Here’s a fun statistic for you, courtesy of this Chron review of a couple of crime-related books.
The threat of doing time in a miserable place seems not to deter crime, because the United States leads the world in mass incarceration, rivaled only by China. This country is on a prison jag unprecedented in history, writes Sasha Abramsky in American Furies, which is aptly subtitled: “Crime, Punishment, and Vengeance in the Age of Mass Imprisonment.” Among his most chilling examples is the 20-year sentence meted out to Albert Speer during the Nuremberg trials, a sentence then ranked behind only life without parole or death. Today, more than 300,000 Americans are serving sentences of 20 years, many of them for drug convictions and other nonviolent crimes.
As the state with the largest inmate population after California, Texas figures prominently in Abramsky’s condemnation of the effects of mass incarceration. Many of his most dismaying illustrations are drawn from Texas. Our state imprisons close to 160,000 people, a disproportionate number of them black and brown, and the numbers and the sentences keep growing.
Sometime during the 1970s, public officials came to believe that prisons can’t rehabilitate and that building more prisons and warehousing inmates was the solution. In the 1990s the state Legislature funded billions of dollars’ worth of new prisons, and many small Texas towns competed for them, seeing them as economic engines for the local economy. Frightened by stories of teenage superpredators, Texans also expanded youth prisons. Abandoning many of its educational and drug-rehabilitation programs, the prison system changed its name from Texas Department of Corrections to the Texas Department of Criminal Justice.
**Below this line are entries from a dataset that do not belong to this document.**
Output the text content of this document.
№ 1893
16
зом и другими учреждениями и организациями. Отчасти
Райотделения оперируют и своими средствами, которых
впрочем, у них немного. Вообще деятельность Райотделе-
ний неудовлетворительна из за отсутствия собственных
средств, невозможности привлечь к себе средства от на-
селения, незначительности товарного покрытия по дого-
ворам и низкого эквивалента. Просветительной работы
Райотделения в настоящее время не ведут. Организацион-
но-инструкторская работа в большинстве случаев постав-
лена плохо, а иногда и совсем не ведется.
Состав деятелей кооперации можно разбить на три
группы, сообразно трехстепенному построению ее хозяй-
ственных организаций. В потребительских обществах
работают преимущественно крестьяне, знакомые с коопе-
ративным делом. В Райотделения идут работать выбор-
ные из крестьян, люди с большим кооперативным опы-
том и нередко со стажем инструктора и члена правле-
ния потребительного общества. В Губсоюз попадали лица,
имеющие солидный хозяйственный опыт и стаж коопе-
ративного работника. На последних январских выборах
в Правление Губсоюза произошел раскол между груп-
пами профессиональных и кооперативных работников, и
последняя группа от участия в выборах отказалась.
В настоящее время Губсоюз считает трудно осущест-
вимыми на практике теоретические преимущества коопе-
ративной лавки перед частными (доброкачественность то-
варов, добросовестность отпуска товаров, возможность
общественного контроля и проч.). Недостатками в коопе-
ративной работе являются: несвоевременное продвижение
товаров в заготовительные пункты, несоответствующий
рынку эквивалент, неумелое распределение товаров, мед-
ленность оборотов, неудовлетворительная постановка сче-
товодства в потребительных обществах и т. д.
If you divide the Texas prison system’s annual budget by the number of inmates, you find that each inmate costs taxpayers $35,000 a year. And there’s no sign that Texas has reached its limit. Our parole system is fine-tuned to keep the prisons so full that more will have to be built.
Thirty-five grand per inmate per year. For that kind of money, you could send them all to Rice. I daresay you’d get better outcomes in most cases, too.
Seriously, thirty-five grand per inmate per year. How big a property tax cut do you think we could afford if we could figure out a way to spend that money on fewer inmates? Keep that in mind the next time you hear someone like me or Grits bemoan another one of Governor Perry’s shortsighted probation reform vetoes.
Sounds like a plan! Let’s start with all the guys on death row. That would really liven things up on University Blvd!